Kein O-Bus für die Kurstadt

Wie der öffentliche Nahverkehr fit für die Zukunft gemacht werden kann und welche Rolle die Elektrifizierung der Homburger Stadtbusse und der Taunusbahn dabei spielen könnten, wurde bei einer Podiumsdiskussion ausgiebig diskutiert. Zumindest in einem Punkt waren sich dabei alle einig: Der ÖPNV soll zukünftiger noch mehr Anreize bieten, das Auto zu Hause zu lassen.

Von Judith Alpmann

Mit dem Ziel, sachlich über angedachte Projekte wie die S-Bahn-Verlängerung nach Usingen oder die Zukunft der Homburger Stadtbusse zu reden, hat die Fahrgast-Lobby Hochtaunus zu einer Podiumsdiskussion eingeladen. Dabei ging es insbesondere um neue Antriebsmöglichkeiten der Bahnen und Busse, damit diese kostensparender und umweltfreundlicher eingesetzt werden können. Auf dem Podium saßen neben zwei Vertretern der Fahrgast-Lobby, Prof. Walter Söhnlein und Bernd Vorlaeufer-Germer, auch Oberbürgermeister Michael Korwisi (Grüne), der österreichische Verkehrsexperte Gunter Mackinger und Frank Denfeld, der neue Geschäftsführer des Verkehrsverbandes Hochtaunus.

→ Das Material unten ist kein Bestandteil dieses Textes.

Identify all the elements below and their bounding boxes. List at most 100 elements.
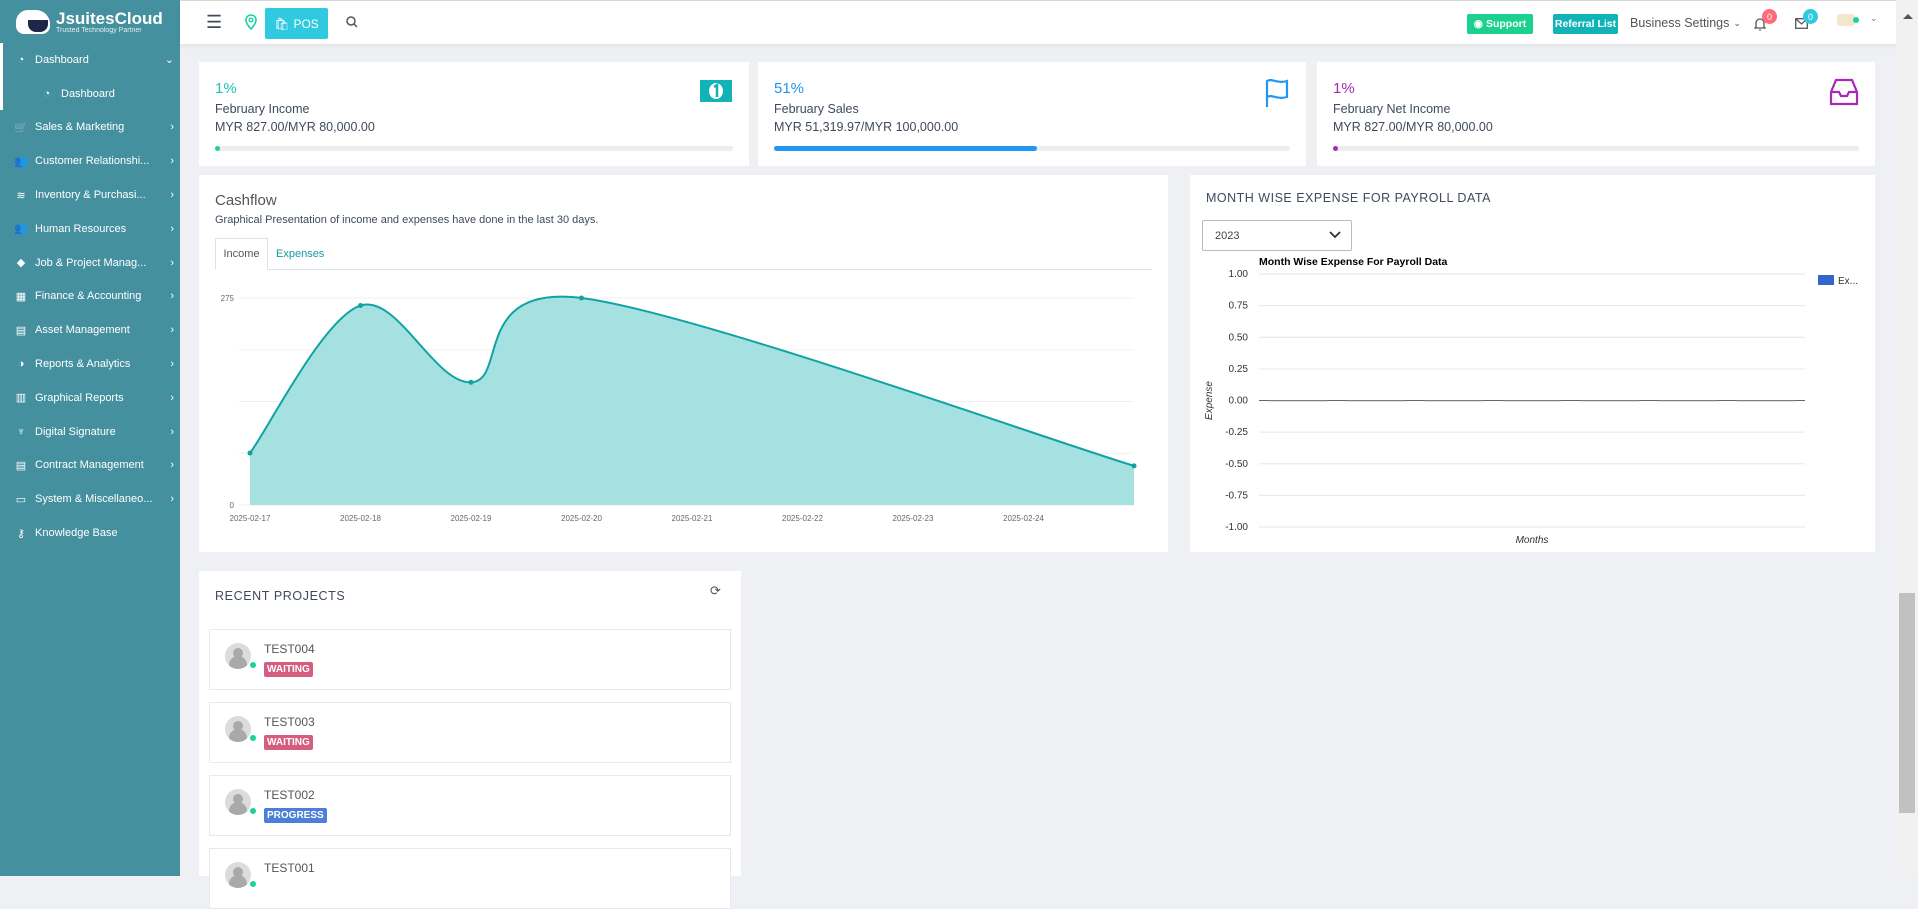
sidebar-item-sales-marketing[interactable]: 🛒 Sales & Marketing › [0, 111, 180, 145]
stat-title: February Sales [774, 102, 859, 116]
sidebar-item-dashboard[interactable]: ◔ Dashboard [0, 77, 180, 111]
data-point [247, 450, 253, 456]
tabs-divider [215, 269, 1152, 270]
user-avatar[interactable] [1837, 14, 1855, 26]
sidebar-item-contract-management[interactable]: ▤ Contract Management › [0, 449, 180, 483]
avatar [225, 643, 251, 669]
stat-title: February Net Income [1333, 102, 1451, 116]
project-list-item[interactable]: TEST001 [209, 848, 731, 909]
project-name: TEST002 [264, 788, 315, 802]
sidebar-item-reports-analytics[interactable]: ◑ Reports & Analytics › [0, 347, 180, 381]
scrollbar-thumb[interactable] [1899, 593, 1915, 813]
stat-progress-bar [1333, 146, 1859, 151]
sidebar-item-inventory-purchasi[interactable]: ≋ Inventory & Purchasi... › [0, 178, 180, 212]
chevron-right-icon: › [170, 256, 174, 269]
hamburger-menu-icon[interactable]: ☰ [205, 11, 223, 32]
sidebar-item-asset-management[interactable]: ▤ Asset Management › [0, 313, 180, 347]
user-menu-chevron-icon[interactable]: ⌄ [1870, 13, 1878, 23]
online-status-dot [250, 662, 256, 668]
avatar [225, 789, 251, 815]
pos-label: POS [293, 16, 319, 31]
y-tick-label: -0.50 [1225, 459, 1248, 470]
brand-name: JsuitesCloud [56, 9, 163, 28]
key-icon: ⚷ [16, 527, 26, 540]
chevron-right-icon: › [170, 358, 174, 371]
search-icon[interactable] [344, 13, 360, 31]
sidebar-item-dashboard[interactable]: ◔ Dashboard ⌄ [0, 43, 180, 77]
refresh-icon[interactable]: ⟳ [710, 583, 721, 598]
tab-expenses[interactable]: Expenses [276, 248, 325, 260]
year-select[interactable]: 2023 [1202, 220, 1352, 251]
y-tick-label: -1.00 [1225, 522, 1248, 533]
stat-percent: 1% [1333, 80, 1355, 97]
sidebar-item-job-project-manag[interactable]: ◆ Job & Project Manag... › [0, 246, 180, 280]
online-status-dot [250, 735, 256, 741]
location-pin-icon[interactable] [244, 13, 258, 31]
sidebar-item-finance-accounting[interactable]: ▦ Finance & Accounting › [0, 280, 180, 314]
money-icon [699, 78, 733, 108]
bar [1581, 400, 1639, 402]
stat-amount: MYR 51,319.97/MYR 100,000.00 [774, 120, 959, 134]
sidebar-item-knowledge-base[interactable]: ⚷ Knowledge Base [0, 516, 180, 550]
sidebar-item-human-resources[interactable]: 👥 Human Resources › [0, 212, 180, 246]
project-list-item[interactable]: TEST002 PROGRESS [209, 775, 731, 836]
x-tick-label: 2025-02-20 [561, 514, 602, 523]
pos-button[interactable]: 🛍 POS [265, 8, 328, 39]
y-tick-label: 0.25 [1229, 364, 1249, 375]
chevron-right-icon: › [170, 155, 174, 168]
project-name: TEST001 [264, 861, 315, 875]
stat-percent: 51% [774, 80, 805, 97]
project-list-item[interactable]: TEST004 WAITING [209, 629, 731, 690]
stat-amount: MYR 827.00/MYR 80,000.00 [1333, 120, 1493, 134]
x-tick-label: 2025-02-23 [893, 514, 934, 523]
y-tick-label: 0.75 [1229, 301, 1249, 312]
sidebar-item-label: Sales & Marketing [35, 121, 125, 134]
chevron-down-icon [1329, 231, 1341, 239]
project-list-item[interactable]: TEST003 WAITING [209, 702, 731, 763]
cashflow-card: Cashflow Graphical Presentation of incom… [199, 175, 1168, 552]
users-icon: 👥 [14, 155, 28, 168]
progress-fill [774, 146, 1038, 151]
brand-logo[interactable]: JsuitesCloud Trusted Technology Partner [0, 0, 180, 44]
chevron-right-icon: › [170, 189, 174, 202]
legend-swatch [1818, 275, 1834, 285]
payroll-chart: Month Wise Expense For Payroll Data 1.00 0… [1204, 256, 1858, 546]
y-tick-label: 0.00 [1229, 396, 1249, 407]
page-scrollbar[interactable] [1896, 0, 1918, 876]
bar [1269, 400, 1327, 402]
stat-card-february-income: 1% February Income MYR 827.00/MYR 80,000… [199, 62, 749, 166]
sidebar-item-system-miscellaneo[interactable]: ▭ System & Miscellaneo... › [0, 482, 180, 516]
x-tick-label: 2025-02-17 [230, 514, 271, 523]
chevron-down-icon: ⌄ [1733, 17, 1741, 28]
sidebar: JsuitesCloud Trusted Technology Partner ◔… [0, 0, 180, 876]
sidebar-item-label: Customer Relationshi... [35, 155, 150, 168]
bar [1425, 400, 1483, 402]
cashflow-title: Cashflow [215, 192, 277, 209]
sidebar-item-graphical-reports[interactable]: ▥ Graphical Reports › [0, 381, 180, 415]
referral-list-button[interactable]: Referral List [1553, 14, 1618, 34]
users-icon: 👥 [14, 223, 28, 236]
whatsapp-icon: ◉ [1473, 18, 1483, 30]
project-name: TEST003 [264, 715, 315, 729]
x-tick-label: 2025-02-19 [451, 514, 492, 523]
status-badge: WAITING [264, 735, 313, 750]
data-point [358, 303, 363, 309]
status-badge: WAITING [264, 662, 313, 677]
support-button[interactable]: ◉ Support [1467, 14, 1533, 34]
data-point [1131, 463, 1137, 469]
sidebar-item-digital-signature[interactable]: ♆ Digital Signature › [0, 415, 180, 449]
payroll-card: MONTH WISE EXPENSE FOR PAYROLL DATA 2023… [1190, 175, 1875, 552]
trophy-icon: ♆ [16, 425, 26, 438]
progress-fill [1333, 146, 1339, 151]
sidebar-item-customer-relationshi[interactable]: 👥 Customer Relationshi... › [0, 144, 180, 178]
scroll-up-arrow-icon[interactable] [1903, 14, 1913, 19]
sidebar-item-label: Human Resources [35, 222, 127, 235]
gauge-icon: ◔ [17, 53, 25, 66]
active-indicator [0, 43, 3, 110]
gauge-icon: ◔ [43, 87, 51, 100]
y-tick-label: 0 [230, 501, 235, 510]
business-settings-dropdown[interactable]: Business Settings ⌄ [1630, 13, 1741, 33]
status-badge: PROGRESS [264, 808, 327, 823]
x-axis-label: Months [1516, 535, 1549, 546]
tab-income[interactable]: Income [215, 238, 268, 270]
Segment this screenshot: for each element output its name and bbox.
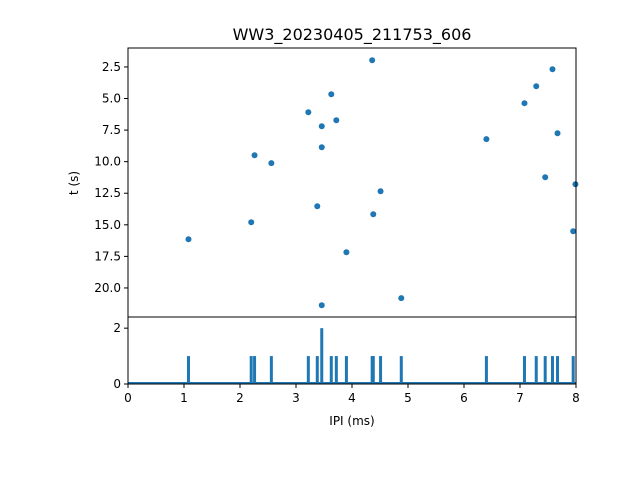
histogram-bar xyxy=(556,356,560,384)
histogram-bar xyxy=(320,328,324,384)
histogram-bar xyxy=(399,356,403,384)
chart-title: WW3_20230405_211753_606 xyxy=(233,25,472,45)
histogram-panel: 0 2 0 1 2 3 4 5 6 7 8 xyxy=(113,321,579,405)
histogram-bar xyxy=(571,356,575,384)
histogram-bar xyxy=(253,356,257,384)
histogram-bar xyxy=(344,356,348,384)
scatter-point xyxy=(549,66,556,73)
scatter-point xyxy=(314,203,321,210)
scatter-point xyxy=(533,83,540,90)
histogram-bar xyxy=(329,356,333,384)
histogram-bar xyxy=(269,356,273,384)
x-tick-label: 3 xyxy=(292,391,300,405)
scatter-panel: 2.5 5.0 7.5 10.0 12.5 15.0 17.5 20.0 xyxy=(94,57,579,309)
histogram-bar xyxy=(522,356,526,384)
scatter-point xyxy=(333,117,340,124)
scatter-point xyxy=(318,123,325,130)
scatter-point xyxy=(370,211,377,218)
y-tick-label: 20.0 xyxy=(94,281,121,295)
x-tick-label: 5 xyxy=(404,391,412,405)
scatter-point xyxy=(521,100,528,107)
x-tick-label: 8 xyxy=(572,391,580,405)
scatter-point xyxy=(570,228,577,235)
scatter-point xyxy=(542,174,549,181)
y-tick-label: 7.5 xyxy=(102,123,121,137)
scatter-point xyxy=(483,136,490,143)
histogram-bar xyxy=(315,356,319,384)
histogram-bar xyxy=(306,356,310,384)
y-tick-label: 5.0 xyxy=(102,92,121,106)
x-tick-label: 2 xyxy=(236,391,244,405)
scatter-point xyxy=(318,144,325,151)
x-tick-label: 7 xyxy=(516,391,524,405)
scatter-point xyxy=(377,188,384,195)
histogram-bar xyxy=(484,356,488,384)
y-tick-label: 17.5 xyxy=(94,249,121,263)
scatter-point xyxy=(305,109,312,116)
scatter-point xyxy=(343,249,350,256)
scatter-point xyxy=(398,295,405,302)
x-tick-label: 4 xyxy=(348,391,356,405)
histogram-bar xyxy=(550,356,554,384)
scatter-point xyxy=(554,130,561,137)
y-tick-label: 2 xyxy=(113,321,121,335)
histogram-frame xyxy=(127,316,577,385)
histogram-bar xyxy=(371,356,375,384)
histogram-bar xyxy=(186,356,190,384)
histogram-bar xyxy=(543,356,547,384)
scatter-point xyxy=(248,219,255,226)
scatter-point xyxy=(268,160,275,167)
x-axis-label: IPI (ms) xyxy=(329,414,374,428)
y-tick-label: 12.5 xyxy=(94,186,121,200)
x-tick-label: 0 xyxy=(124,391,132,405)
y-tick-label: 15.0 xyxy=(94,218,121,232)
scatter-point xyxy=(251,152,258,159)
histogram-bar xyxy=(534,356,538,384)
x-tick-label: 1 xyxy=(180,391,188,405)
x-tick-label: 6 xyxy=(460,391,468,405)
scatter-point xyxy=(572,181,579,188)
scatter-point xyxy=(318,302,325,309)
y-axis-label: t (s) xyxy=(67,171,81,195)
scatter-point xyxy=(185,236,192,243)
scatter-point xyxy=(328,91,335,98)
histogram-bar xyxy=(334,356,338,384)
y-tick-label: 0 xyxy=(113,377,121,391)
histogram-bar xyxy=(379,356,383,384)
scatter-frame xyxy=(127,47,577,318)
y-tick-label: 10.0 xyxy=(94,155,121,169)
scatter-point xyxy=(369,57,376,64)
histogram-bar xyxy=(249,356,253,384)
y-tick-label: 2.5 xyxy=(102,60,121,74)
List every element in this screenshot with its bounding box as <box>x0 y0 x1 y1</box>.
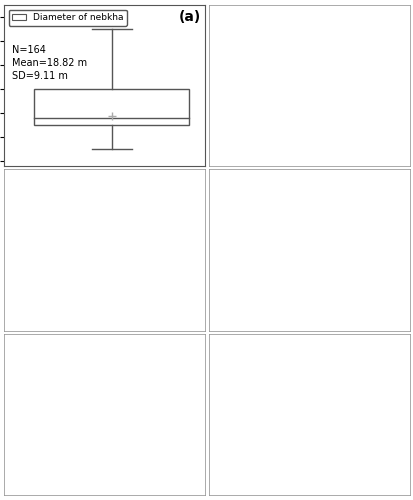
Text: N=164: N=164 <box>12 46 46 56</box>
Bar <box>34 89 188 126</box>
Legend: Diameter of nebkha: Diameter of nebkha <box>9 10 127 26</box>
Text: (a): (a) <box>178 10 201 24</box>
X-axis label: Diameter of nebkha: Diameter of nebkha <box>52 172 156 181</box>
Text: Mean=18.82 m: Mean=18.82 m <box>12 58 87 68</box>
Text: SD=9.11 m: SD=9.11 m <box>12 71 68 81</box>
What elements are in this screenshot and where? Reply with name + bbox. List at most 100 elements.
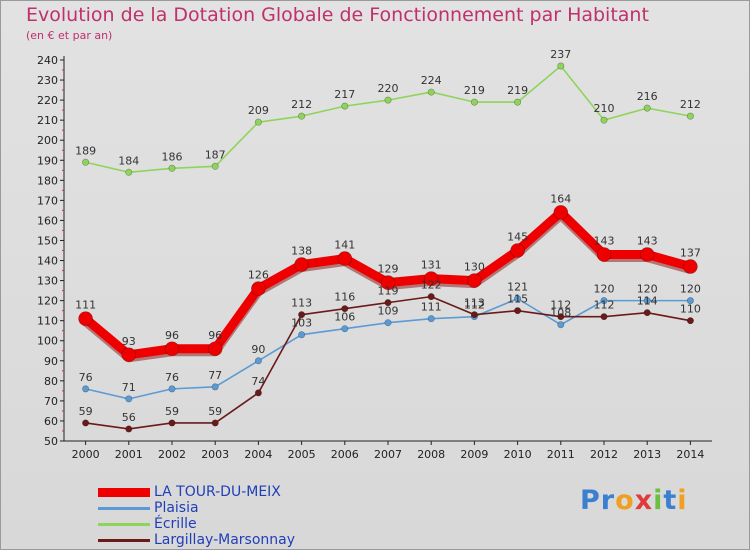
data-label: 114 (637, 295, 658, 308)
y-tick-label: 90 (44, 355, 58, 368)
y-tick-label: 100 (37, 335, 58, 348)
y-tick-label: 180 (37, 174, 58, 187)
legend-label: LA TOUR-DU-MEIX (154, 484, 281, 500)
proxiti-logo: Proxiti (580, 485, 688, 516)
data-point (380, 275, 396, 290)
data-point (82, 419, 90, 427)
data-label: 186 (162, 150, 183, 163)
data-label: 76 (79, 371, 93, 384)
data-point (639, 247, 655, 262)
y-tick-label: 70 (44, 395, 58, 408)
data-label: 143 (637, 235, 658, 248)
data-label: 59 (79, 405, 93, 418)
data-point (384, 299, 392, 307)
data-point (384, 319, 392, 327)
data-label: 220 (378, 82, 399, 95)
data-label: 216 (637, 90, 658, 103)
y-tick-label: 150 (37, 234, 58, 247)
y-tick-label: 80 (44, 375, 58, 388)
data-point (470, 98, 478, 106)
data-label: 108 (550, 307, 571, 320)
legend-swatch (98, 488, 150, 497)
data-label: 137 (680, 247, 701, 260)
data-label: 90 (251, 343, 265, 356)
data-point (557, 62, 565, 70)
data-point (341, 305, 349, 313)
data-label: 130 (464, 261, 485, 274)
data-point (207, 341, 223, 357)
data-point (337, 251, 353, 266)
data-point (294, 257, 309, 272)
legend-swatch (98, 539, 150, 542)
x-tick-label: 2005 (288, 448, 316, 461)
data-label: 217 (334, 88, 355, 101)
data-label: 116 (334, 291, 355, 304)
x-tick-label: 2008 (417, 448, 445, 461)
data-point (643, 309, 651, 317)
data-point (600, 313, 608, 321)
data-label: 96 (208, 329, 222, 342)
y-tick-label: 110 (37, 315, 58, 328)
data-label: 111 (75, 299, 96, 312)
data-label: 93 (122, 335, 136, 348)
data-label: 219 (507, 84, 528, 97)
logo-letter: o (615, 485, 635, 516)
data-label: 115 (507, 293, 528, 306)
x-tick-label: 2011 (547, 448, 575, 461)
data-point (254, 389, 262, 397)
data-point (683, 259, 698, 274)
data-label: 109 (378, 305, 399, 318)
data-point (643, 297, 651, 305)
data-label: 76 (165, 371, 179, 384)
data-point (251, 281, 266, 296)
x-tick-label: 2010 (504, 448, 532, 461)
legend-label: Largillay-Marsonnay (154, 532, 295, 548)
y-tick-label: 220 (37, 94, 58, 107)
data-point (514, 295, 522, 303)
data-label: 120 (594, 283, 615, 296)
data-label: 56 (122, 411, 136, 424)
data-point (600, 116, 608, 124)
y-tick-label: 120 (37, 295, 58, 308)
x-tick-label: 2013 (633, 448, 661, 461)
data-point (125, 168, 133, 176)
chart-title: Evolution de la Dotation Globale de Fonc… (26, 4, 649, 26)
data-label: 143 (594, 235, 615, 248)
data-label: 112 (464, 299, 485, 312)
x-tick-label: 2001 (115, 448, 143, 461)
data-point (384, 96, 392, 104)
data-label: 237 (550, 48, 571, 61)
data-label: 71 (122, 381, 136, 394)
data-point (254, 357, 262, 365)
x-tick-label: 2000 (72, 448, 100, 461)
data-label: 112 (550, 299, 571, 312)
data-label: 110 (680, 303, 701, 316)
data-label: 119 (378, 285, 399, 298)
data-label: 111 (421, 301, 442, 314)
y-tick-label: 210 (37, 114, 58, 127)
data-label: 138 (291, 245, 312, 258)
data-label: 103 (291, 317, 312, 330)
y-tick-label: 190 (37, 154, 58, 167)
data-point (298, 311, 306, 319)
data-point (82, 385, 90, 393)
x-tick-label: 2004 (244, 448, 272, 461)
data-label: 77 (208, 369, 222, 382)
data-point (168, 164, 176, 172)
data-point (82, 158, 90, 166)
logo-letter: r (600, 485, 616, 516)
y-tick-label: 50 (44, 435, 58, 448)
data-label: 74 (251, 375, 265, 388)
data-label: 219 (464, 84, 485, 97)
x-tick-label: 2006 (331, 448, 359, 461)
legend-label: Plaisia (154, 500, 199, 516)
x-tick-label: 2007 (374, 448, 402, 461)
legend-label: Écrille (154, 516, 197, 532)
data-point (557, 313, 565, 321)
data-point (686, 297, 694, 305)
logo-letter: i (677, 485, 688, 516)
data-point (168, 385, 176, 393)
y-tick-label: 130 (37, 275, 58, 288)
data-point (427, 293, 435, 301)
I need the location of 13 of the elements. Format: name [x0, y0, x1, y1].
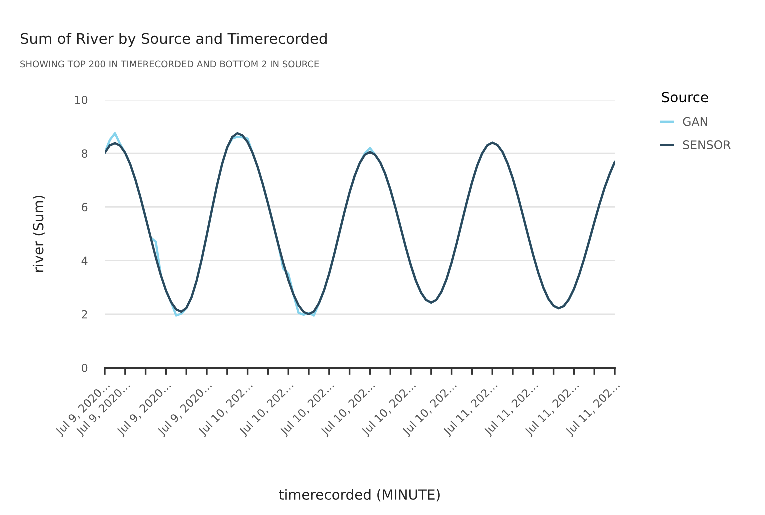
x-axis-title: timerecorded (MINUTE) [279, 489, 440, 502]
y-tick-label: 8 [82, 150, 88, 158]
y-axis-title: river (Sum) [32, 196, 46, 272]
y-tick-label: 4 [82, 256, 88, 266]
legend-title: Source [662, 92, 708, 103]
y-tick-label: 0 [82, 364, 88, 372]
chart-subtitle: SHOWING TOP 200 IN TIMERECORDED AND BOTTOM 2 IN SOURCE [20, 60, 320, 68]
y-tick-label: 6 [82, 203, 88, 212]
y-tick-label: 10 [75, 96, 88, 104]
chart-title: Sum of River by Source and Timerecorded [20, 32, 327, 48]
legend-label: GAN [683, 117, 708, 126]
y-tick-label: 2 [82, 310, 88, 319]
legend-label: SENSOR [683, 140, 732, 150]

Gleich zu Beginn der Veranstaltung stellte ÖPNV-Fachmann Mackinger klar, dass er nicht gekommen sei, um gute Ratschläge zu geben. Vielmehr könne er nur seine Erfahrungen im Bereich des ÖPNV mitteilen. Und so riet er mit Blick auf die Homburger Stadtbusse vom Umstieg auf batteriebetriebene Busse ab. Die Kosten lägen hierbei mit 150 000 bis 200 000 Euro pro Batteriesatz noch deutlich zu hoch. Er empfahl sogenannte O-Busse, die durch Oberleitungen mit Strom versorgt werden. „Ein O-Bus kann für Bad Homburg als Kurstadt auch ein gutes Alleinstellungsmerkmal sein.“

OB Korwisi stellt aber sofort klar, dass eine solche Umstellung des Bussystems für Bad Homburg zurzeit nicht in Frage komme. Stattdessen könne er sich gasbetriebene Busse vorstellen, da Bad Homburg, um den Titel „Bad“ weiterhin führen zu dürfen, die Feinstaubbelastung deutlich senken müsse. Weil bei entsprechenden Messungen nur die Feinstaubbelastung, nicht aber die CO2-Werte betrachtet werden, sei die eher schlechte Co2-Bilanz von gasbetriebenen Bussen hinnehmbar. Allerdings laufe die nächste Vergaberunde für das Homburger Bussystem bereits in 21 Monaten aus, so dass eine Elektrifizierung wie auch ein Umstieg auf gasbetriebene Busse frühestens in acht Jahren, also bei der übernächsten Konzession, eine Rolle spielen könnten. Dennoch werde die Neuvergabe des Homburger Busbetriebs an strengere Umweltstandards gekoppelt, so Korwisi.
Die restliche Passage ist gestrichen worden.